Reversion To The Mean
Q: In the case of investments, there are certain instruments, particularly conservative, low-yielding ones, that are DESIGNED to maintain a roughly stable price and spin off dividends or interest, and history shows that they do. The prototype of this sort of investment is the money market sweep fund, designed to hold a dollar and pay interest.
A:
Now, look at some issues that actually HAVE a standard deviation.
Treasuries, AAA rated insured munis. The funds that hold them tend to
hold prices that are +- 10% from their mean OVER A PERIOD OF YEARS. Not
surprising, Very predictable investments. Not as predictable as money
markets, but pretty predictable. Treasuries don't fail, and the
rate of AAA munis is not much worse. Like the money markets, it takes a
severe market dislocation to toss them out of their trading range, and
when that occurs, other economic forces intervene to push them back
where they belong. (Example -- in the case of the AAA munis, it's pretty
obvious to me that the government, rightly or wrongly, is not going to
let more than a tiny fraction of stressed munis default on their bonds,
if any at all, at if any are permitted to default, it's going to be a
few small non-investment-grade issues. So, there's your "economic force"

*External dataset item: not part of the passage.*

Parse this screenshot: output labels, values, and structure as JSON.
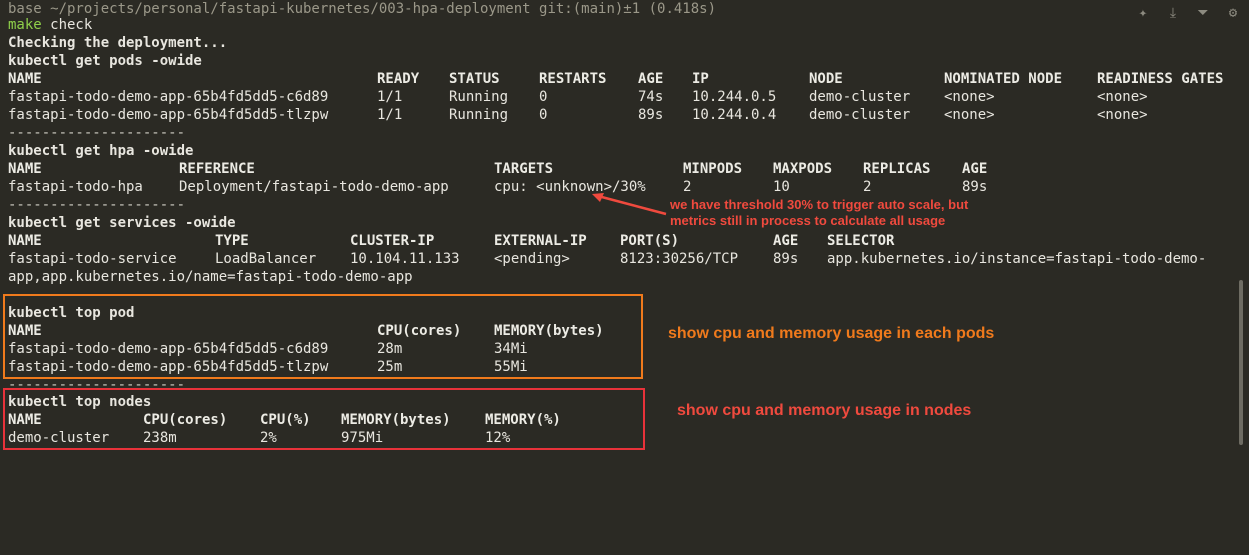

intervening to hold the price.)
So, let's recap. I bought a bunch of bank rate, muni, and safe corporate
CEFs because (!!!!) they were spinning off nice dividends. If
that's all they do in this market, I'm probably ahead of the game.
HOWEVER, because these are very safe investments that have huge
repercussions to institutions and people if they don't hold price, I
suspect they will also revert to their historical means (meaning 20-40%
appreciation over a couple of years) as the market dislocations heal.
That's it. Key point is that as standard deviations increase, the entire
concept of "reversion to mean" becomes useless because there is no
"historical mean" that is relevant. Volatility is way too high. Is COP a
45 dollar stock or a 100 dollar stock, traditionally? No way to answer
that, because it's too volatile. It could be a 45 dollar stock under one
set of conditions, and a 90 dollar stock on another. People disagree on
the value, so it moves. Not so with conservative investments. There is
underlying value backed, at its root, by a dividend stream.
So: After five years of spinning out dividends while trading in a range
from 15.1 to 12.6, IMT started to get frothy around in '08 (MBIA
controversies) dropped to 12.39 on 9/5/08, and over the next month,
dislocated to 7.91 on Oct 10. This is what we do as traders, isn't it?
To wait for an extreme swing, and try to determine if the swing was
rational or not? Well, they skipped a dividend in Nov, sent out a double
dip in Dec., and went right back to paying 6c a share monthly. Now it's
back up to 11 (went to 12, then pulled back this last week and half).
Nice. I was in at 8 and change, and I'm still getting half a percent a
month. (I should say also that I was considering shorting Treasuries
when they bubbled, because they've inverted the behavior of IMT (to me,
indicating that money was flowing out of AAA munis looking for even
safer havens) but this is a better deal, for now.)